My Lords, the noble Baroness is right to say that there is legislative provision to ensure age-appropriate accommodation for young people in particular suffering from mental health difficulties. A range of products has been produced by the National Mental Health Development Unit to assist hospitals to meet the legal requirement to provide that age-appropriate setting. It does not mean, of course, that no under 18 year-olds may be treated on adult psychiatric wards as there are circumstances where that is appropriate. But my understanding is that this legislation is being observed and is making a difference.
My Lords, given that two-thirds of the women in prison have diagnosable mental health disorders and that services are currently commissioned through primary care trusts, how will such services be provided once the trusts are abolished?
My Lords, the noble Earl has already mentioned children with mental health problems. Does he agree that a parent with mental health problems can have a serious and damaging effect on a child’s life chances? Are there any statistics on how many children are today growing up in families with a parent with mental ill health? If not, will the Government consider collecting such statistics in the future?
My Lords, I do not believe that we collect data on the attainments at school of children with parents who have mental health difficulties. However, we know that severe parental mental health problems are one of a range of risk factors that are statistically associated with poor emotional health. There are some statistics, which I will endeavour to supply to the noble Lord, but my understanding is that long-term outcomes are not particularly clear. Nevertheless, there is evidence that children and young people who are emotionally and mentally healthy and active achieve more and participate more fully with their peers at school.
My Lords, we know that a range of mental health issues disproportionately affect black and minority ethnic communities—for example, the high risk of developing psychosis among the black Caribbean community. What steps are the Government taking to ensure that we have targeted prevention strategies in this area to continue the work of the previous Government?
My Lords, the previous Government’s Delivering Race Equality in Mental Health Care programme ended in January of this year. That programme was delivered through working in partnership with service users, carers, clinicians and third sector agencies. A tremendous amount of information came out of it and the learning and findings from that programme will inform the work that we are now carrying out on a new mental health strategy, which we plan to publish in a few weeks time.
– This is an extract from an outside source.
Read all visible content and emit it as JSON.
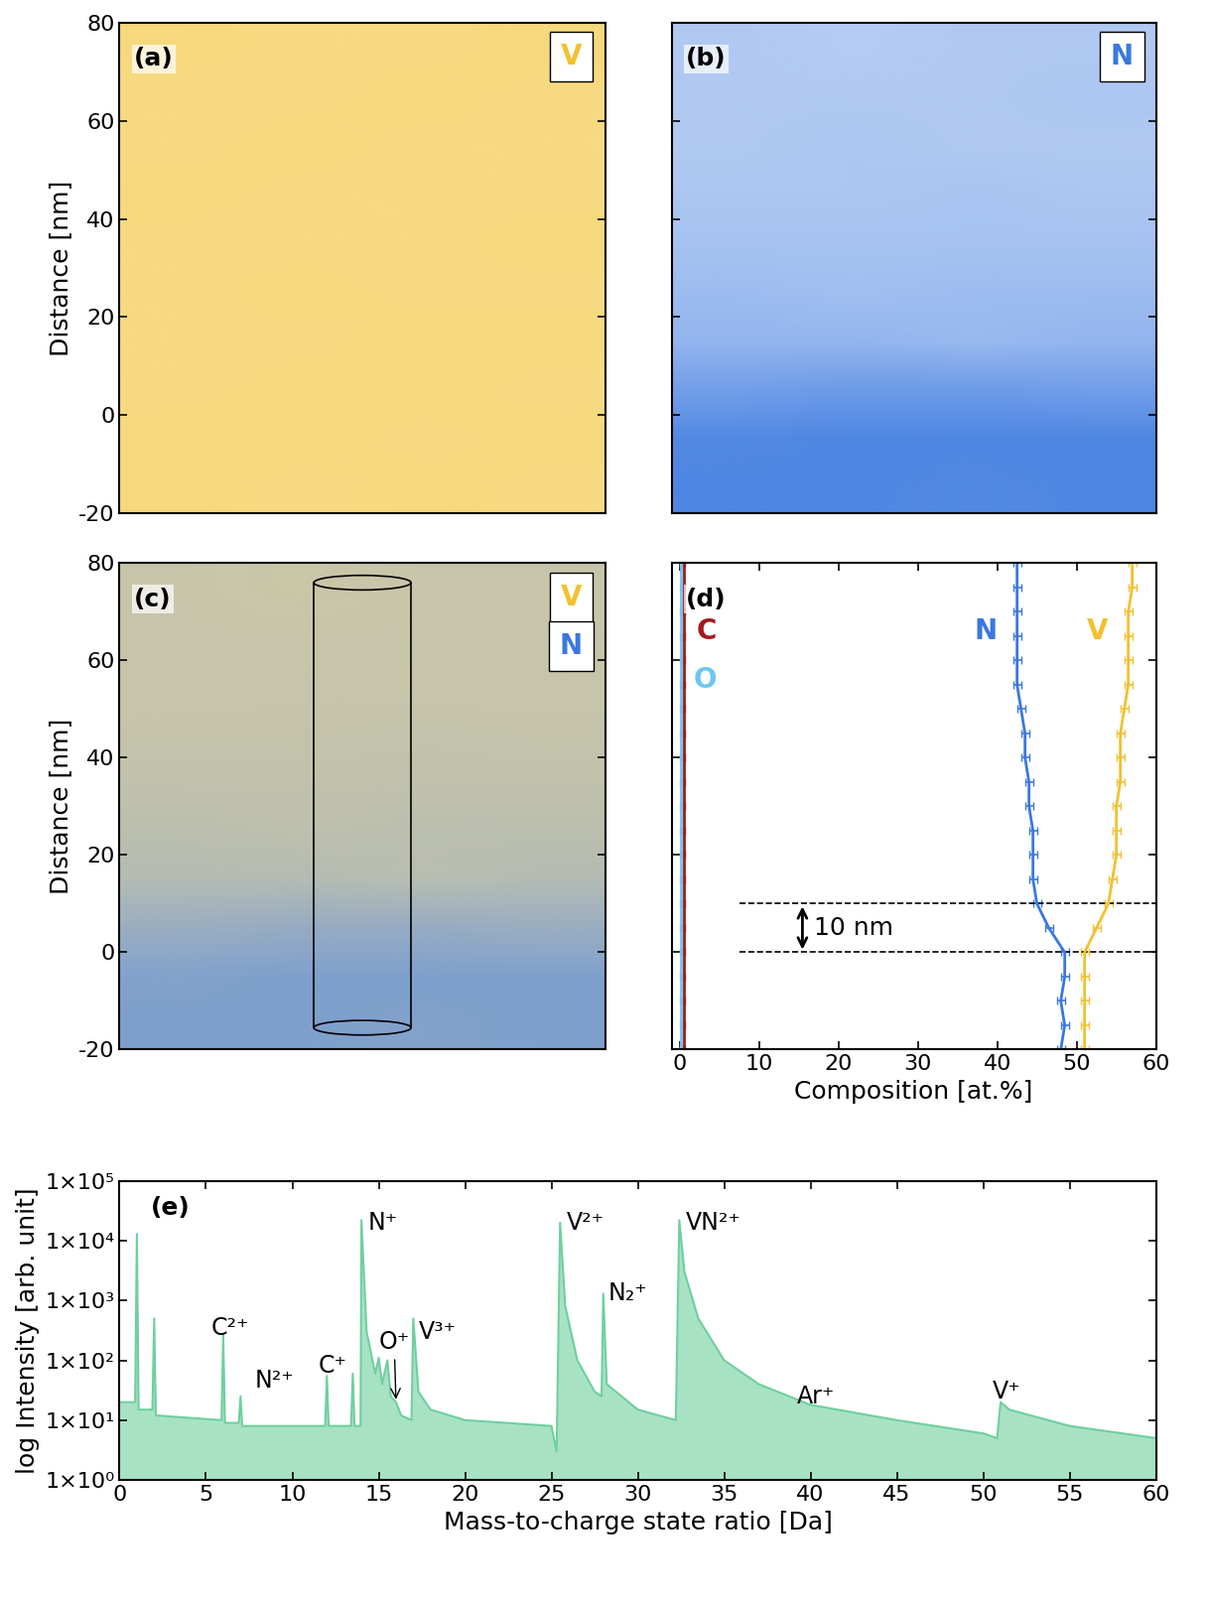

My Lords, Professor Marmot’s review of health inequalities found that unemployment has a significant impact on both physical and mental health. In the light of that and indeed of the rest of that excellent report, what are the Government doing to implement its recommendations?
My Lords, we very much welcome the Marmot review. Fairness and social justice are both key principles of the coalition Government. The Secretary of State for Health has said that he wants to build on the review’s findings and its six main policy objectives, from early years to ill health prevention. The forthcoming public health White Paper will set out our approach to tackling health inequalities and addressing the wider determinants of health.